Den kompletten Abschnitt am Lech entlang, durch das gesamte Stadtgebiet, könnte ich jetzt auf dem gut ausgebauten Fuß- und Radweg entlanglaufen. Ich bevorzuge aber den Trail, der etwas unterhalb des Spazierwegs an der hohen Uferböschung liegt. Fast komplett durch die ganze Stadt verläuft dieser urwüchsige Trail, man könnte auch irgendwo in der Wildnis sein. Nur ganz selten, wenn man ihn für eine kurze Lechbrücken-Unterquerung verlassen muss, bekommt man auch Häuser oder Straßen zu sehen. Nach 14 km verabschiedet sich Charly an der Lechhauser Lechbrücke von mir.

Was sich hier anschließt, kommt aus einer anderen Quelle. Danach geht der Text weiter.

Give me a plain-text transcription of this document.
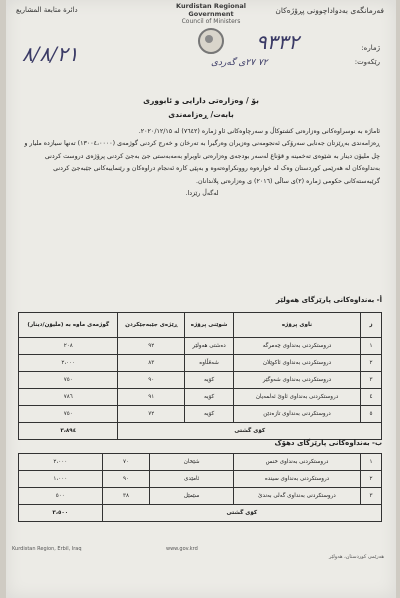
دائرة متابعة المشاريع	Kurdistan Regional Government
Council of Ministers
فەرمانگەی بەدواداچوونی پڕۆژەکان
٩٣٣٢
٨/٨/٢١	ژمارە:
رێکەوت:
٧٢ ٢٧ی گەردی
بۆ / وەزارەتی دارایی و ئابووری
بابەت/ ڕەزامەندی
ئاماژە بە نوسراوەکانی وەزارەتی کشتوکاڵ و سەرچاوەکانی ئاو ژمارە (٧٦٤٢) لە ٢٠٢٠/١٢/١٥.
ڕەزامەندی بەڕێزتان جەنابی سەرۆکی ئەنجومەنی وەزیران وەرگیرا بە تەرخان و خەرج کردنی گوژمەی (١٣٠٠٤،٠٠٠٠) تەنها سیازدە ملیار و چل ملیۆن دینار بە شێوەی تەخمینە و قۆناغ لەسەر بودجەی وەزارەتی ناوبراو بەمەبەستی جێ بەجێ کردنی پرۆژەی دروست کردنی بەنداوەکان لە هەرێمی کوردستان وەک لە خوارەوە روونکراوەتەوە و بەپێی کارە ئەنجام دراوەکان و رێنماییەکانی جێبەجێ کردنی گرێبەستەکانی حکومی ژمارە (٢)ی ساڵی (٢٠١٦) ی وەزارەتی پلاندانان.
لەگەڵ رێزدا.
أ- بەنداوەکانی پارێزگای هەولێر
ز	ناوی پرۆژە	شوێنی پرۆژە	ڕێژەی جێبەجێکردن	گوژمەی ماوە بە (ملیۆن/دینار)
١	دروستکردنی بەنداوی چەمرگە	دەشتی هەولێر	٩٢	٢٠٨
٢	دروستکردنی بەنداوی ئاکوێلان	شەقڵاوە	٨٣	٢،٠٠٠
٣	دروستکردنی بەنداوی شەوگێر	کۆیە	٩٠	٧٥٠
٤	دروستکردنی بەنداوی ئاوێ ئەلمەیان	کۆیە	٩١	٧٨٦
٥	دروستکردنی بەنداوی تازەدێن	کۆیە	٧٢	٧٥٠
کۆی گشتی				٣،٨٩٤
ب- بەنداوەکانی پارێزگای دهۆک
١	دروستکردنی بەنداوی خنس	شێخان	٧٠	٢،٠٠٠
٢	دروستکردنی بەنداوی سیندە	ئامێدی	٩٠	١،٠٠٠
٣	دروستکردنی بەنداوی گەلی بەندێ	سێمێل	٣٨	٥٠٠
کۆی گشتی				٣،٥٠٠
Kurdistan Region, Erbil, Iraq	www.gov.krd
هەرێمی کوردستان، هەولێر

Vor der zweiten Lechhauser Lechbrücke hat man mit dem „Flößerpark“ ein kleines Freizeitparadies errichtet. Für Kinder und Sonnenanbeter gibt es eine Sandfläche mit Liegeplätzen, Wasserspiel-Elemente, einen Streetball-Platz und eine ganz neue, durch Graffiti-Künstler gestaltete Kletterwand. Die ist wirklich sehr cool, kann noch nicht so alt sein, ich bin ganz begeistert und mache ein paar Fotos. Eine besondere Attraktion des Parks soll die Ausflugsgaststätte "Floßlände" werden. Mit Bezug auf die historische Anlegestelle für Flöße und die Flößerei, die in Lechhausen eine große Rolle spielte, soll sie aus Holz gebaut werden, und die Terrasse aus massiven Holzbalken wie ein Floß über die Böschung hinausragen. Ich bin mal gespannt und werde irgendwann mal wieder vorbeischauen.
Insgesamt vier städtische Lechbrücken muss ich unterqueren bis ich an der A8 bin und die knallrote Autobahn-Lechbrücke nach 20 km passieren kann. Spektakulär wurde sie nach einem Neubau per Hilfspfeiler über den Fluss und an die richtige Stelle geschoben. Mitte Dezember 2007 wurde sie komplett fertig und für den Verkehr freigegeben. Bei einem Wasserstand des Lechs von 6 Meter erreicht das Wasser die Unterkante der Konstruktion. Eine erste Brücke an dieser Stelle wurde bereits 1935/36 im Zuge des Autobahnbaus errichtet.